Culturally Responsive-Sustaining Education Framework
The CR-S framework specifically embeds the ideals of diversity, equity and inclusion into student-centered learning environments. It is our hope that students will see themselves within the instructional materials used to support our curriculum and teachers feel supported in their attempts to connect and build relationships with all students.
National Council of Teachers of English member Rudine Sims Bishop wisely said, “Books are sometimes windows, offering views of worlds that may be real or imagined, familiar or strange. These windows are also sliding glass doors, and readers have only to walk through in imagination to become part of whatever world has been created and recreated by the author. When lighting conditions are just right, however, a window can also be a mirror. Literature transforms human experience and reflects it back to us, and in that reflection we can see our own lives and experiences as part of the larger human experience. Reading, then, becomes a means of self-affirmation, and readers often seek their mirrors in books.”
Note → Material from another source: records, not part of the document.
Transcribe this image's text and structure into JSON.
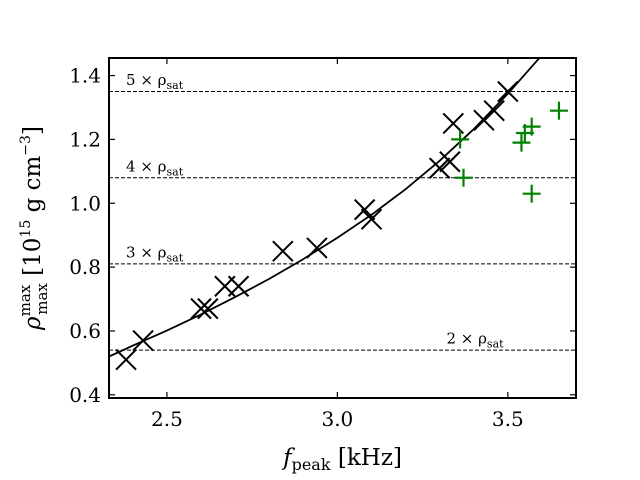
{
  "chart_data": {
    "type": "scatter",
    "title": "",
    "xlabel": {
      "main": "f",
      "sub": "peak",
      "unit": " [kHz]"
    },
    "ylabel": {
      "main": "ρ",
      "sub": "max",
      "sup": "max",
      "unit_pre": " [10",
      "unit_exp": "15",
      "unit_mid": " g cm",
      "unit_exp2": "−3",
      "unit_post": "]"
    },
    "xlim": [
      2.33,
      3.7
    ],
    "ylim": [
      0.39,
      1.455
    ],
    "xticks": [
      2.5,
      3.0,
      3.5
    ],
    "xtick_labels": [
      "2.5",
      "3.0",
      "3.5"
    ],
    "yticks": [
      0.4,
      0.6,
      0.8,
      1.0,
      1.2,
      1.4
    ],
    "ytick_labels": [
      "0.4",
      "0.6",
      "0.8",
      "1.0",
      "1.2",
      "1.4"
    ],
    "grid": false,
    "hlines": [
      {
        "y": 1.35,
        "label": "5 × ρ",
        "sub": "sat",
        "label_x": 2.38,
        "label_y": 1.37
      },
      {
        "y": 1.08,
        "label": "4 × ρ",
        "sub": "sat",
        "label_x": 2.38,
        "label_y": 1.1
      },
      {
        "y": 0.81,
        "label": "3 × ρ",
        "sub": "sat",
        "label_x": 2.38,
        "label_y": 0.83
      },
      {
        "y": 0.54,
        "label": "2 × ρ",
        "sub": "sat",
        "label_x": 3.32,
        "label_y": 0.56
      }
    ],
    "series": [
      {
        "marker": "x",
        "color": "#000000",
        "points": [
          [
            2.38,
            0.51
          ],
          [
            2.43,
            0.57
          ],
          [
            2.6,
            0.67
          ],
          [
            2.62,
            0.67
          ],
          [
            2.67,
            0.74
          ],
          [
            2.71,
            0.74
          ],
          [
            2.84,
            0.85
          ],
          [
            2.94,
            0.86
          ],
          [
            3.08,
            0.98
          ],
          [
            3.1,
            0.95
          ],
          [
            3.3,
            1.11
          ],
          [
            3.33,
            1.13
          ],
          [
            3.34,
            1.25
          ],
          [
            3.43,
            1.26
          ],
          [
            3.46,
            1.29
          ],
          [
            3.5,
            1.35
          ]
        ]
      },
      {
        "marker": "+",
        "color": "#008000",
        "points": [
          [
            3.36,
            1.2
          ],
          [
            3.37,
            1.08
          ],
          [
            3.54,
            1.19
          ],
          [
            3.55,
            1.22
          ],
          [
            3.57,
            1.24
          ],
          [
            3.57,
            1.03
          ],
          [
            3.65,
            1.29
          ]
        ]
      }
    ],
    "fit_line": {
      "color": "#000000",
      "points": [
        [
          2.33,
          0.52
        ],
        [
          2.4,
          0.554
        ],
        [
          2.5,
          0.601
        ],
        [
          2.6,
          0.652
        ],
        [
          2.7,
          0.706
        ],
        [
          2.8,
          0.763
        ],
        [
          2.9,
          0.825
        ],
        [
          3.0,
          0.892
        ],
        [
          3.1,
          0.964
        ],
        [
          3.2,
          1.044
        ],
        [
          3.3,
          1.133
        ],
        [
          3.4,
          1.232
        ],
        [
          3.5,
          1.343
        ],
        [
          3.6,
          1.464
        ],
        [
          3.64,
          1.52
        ]
      ]
    }
  }
}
To that point, it is important to note that when a specific topic is presented, it is meant for educational purposes and not as an advocacy effort or to promote certain agendas. Further, it is intended to help education stakeholders create student-centered learning environments that affirm cultural identities; foster positive academic outcomes; develop students’ abilities to connect across lines of difference; elevate historically marginalized voices; empower students as agents of social change; and contribute to individual student engagement, learning, growth, and achievement through the cultivation of critical thinking.
In some districts, parents have expressed concern that students are taught this type of material through the lens of Critical Race Theory, which became controversial in recent months. Critical Race Theory is not part of the curriculum in ER, nor is the intention of any lesson to make any student feel guilty or bad about themselves. When these lessons are delivered, teachers share historical information from multiple perspectives and seek to create an open dialogue about a topic that may be new to students. It would be in direct conflict with the concept of culturally responsive education to do things, say things or teach things that made any student feel bad about themselves.
The combination of Culturally Responsive Education and a more complete discussion of national and local history is designed to introduce students to concepts and issues that have many and competing perspectives, in a way that leads to civil dialogue.